Who is E. Jean Carroll, the woman who has made Donald Trump pay for his abuses?

INTERNATIONAL

The writer and columnist E. Jean Carroll has become this Tuesday the woman who has finally made former US President Donald Trump (2017-2021) pay for his sexual abuse, crimes for which he has been accused by numerous women over the years.

By civil means, Carroll has managed to get a jury to find Trump responsible for abusing her in the fitting rooms of a New York department store during the 1990s and to force him to pay compensation for that episode and for subsequently defaming her in response to his story.

Although the verdict does not recognize the rape that the writer denounced, it marks the first time that the former US president pays before the Justice for a case of sexual abuse.

This accountability comes after more than two dozen women have accused Trump of going overboard with them, with allegations ranging from harassment to rape and that the New York tycoon has always denied..

In the case of Carroll, it took decades for the matter to come before the Justice. The columnist was silent until 2019, when she denounced it in a memoir, at a time when Trump was already in the White House. Then, he took advantage of an open “legal window” in New York state that temporarily allowed victims of sex crimes to report cases that were already time barred..

At 79 years old, Carroll has finally achieved a verdict against Trump, who does not face jail, as it is a civil process, but who will have to pay him compensation of about five million dollars (about 4.56 million of euros today).

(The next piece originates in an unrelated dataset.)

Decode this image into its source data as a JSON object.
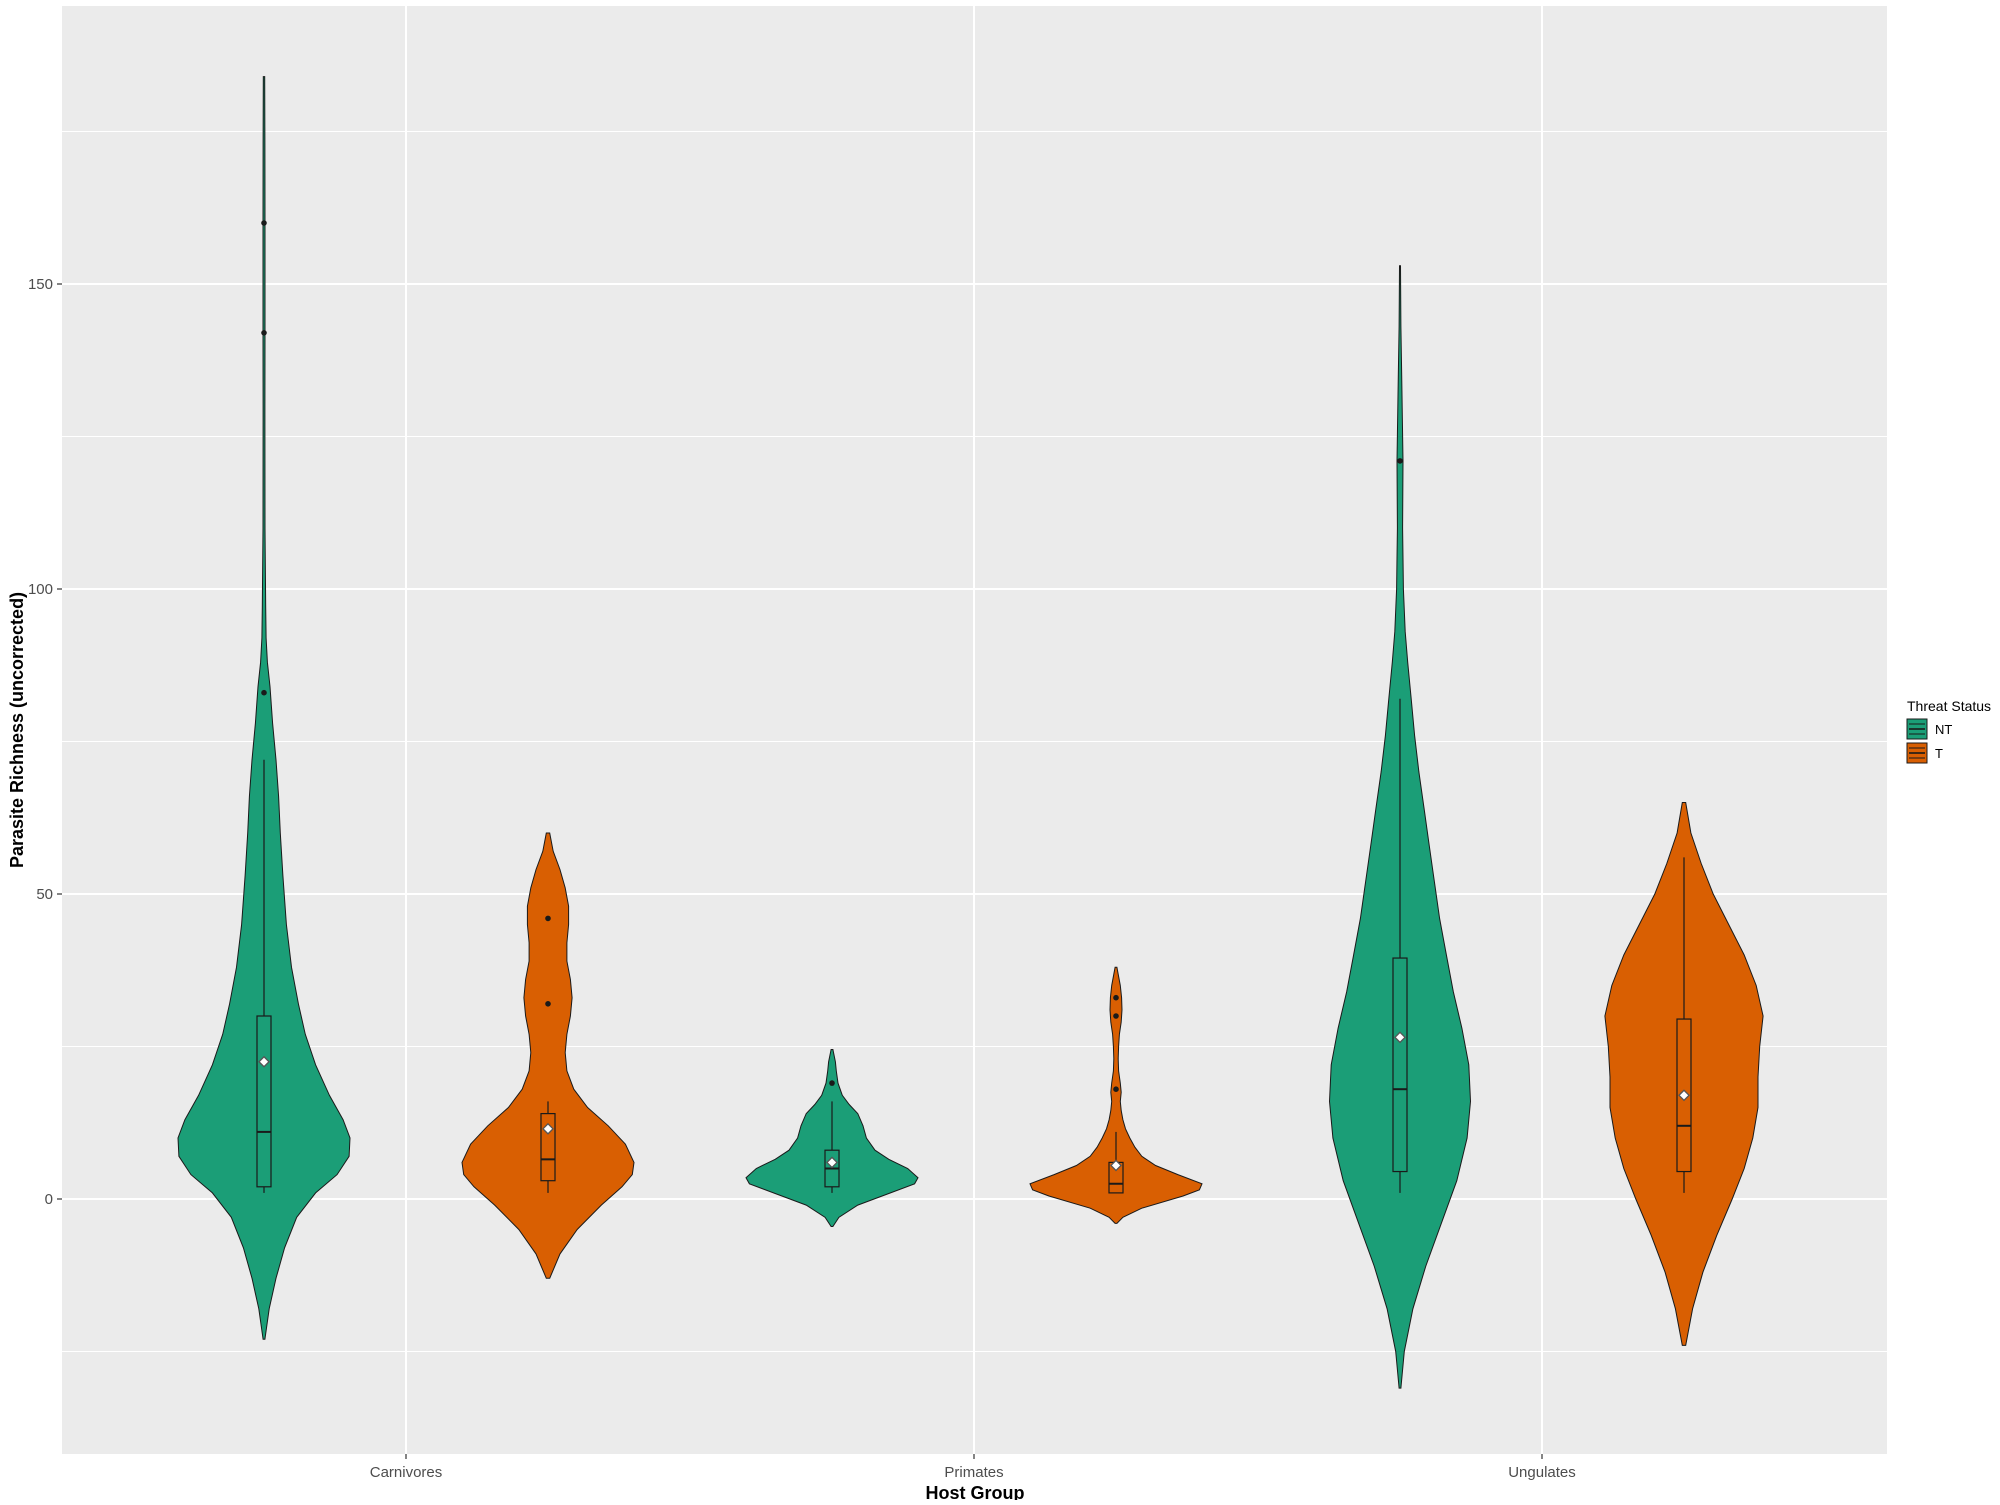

A process to “restore your good name”

Throughout the trial, the plaintiff's lawyers insisted at all times that she was not moving for money, but to “restore her good name”, especially after the former president responded to her accusations by denying the greatest and with total disdain. , prompting his defamation suit.

Trump disqualified Carroll, assuring that she was not his “type”, that all this was “a joke and a lie” and that what he was looking for was free fame to promote a book.

Fame, however, was something that Carroll had already enjoyed during his professional career, thanks mainly to a successful column that he had for years in Elle magazine or the television program that he presented in the mid-nineties..

Born in Detroit (Michigan) in 1943, Carroll grew up in the state of Indiana and studied there, being crowned Miss Indiana University in 1963 and a year later as Miss USA Cheerleader, but from a very young age her passion was writing.

According to what he told in an interview with USA Today, at the age of 12 he was dedicated to sending proposals for possible articles to American magazines..

A few years later, her stories appeared in prestigious publications such as Rolling Stone, The Atlantic, Vanity Fair or Playboy, where she was the first woman named contributing editor..

His journalism was distinguished by a strong literary character, often using the first person, and framed in the school of writers like Hunter S. Thompson, of whom he wrote a biography, and Tom Wolfe.

On television, Carroll wrote for Saturday Night Live in the 1980s and hosted his own show, Ask E, in the 1990s.. Jean, the same title that had its popular space in Elle.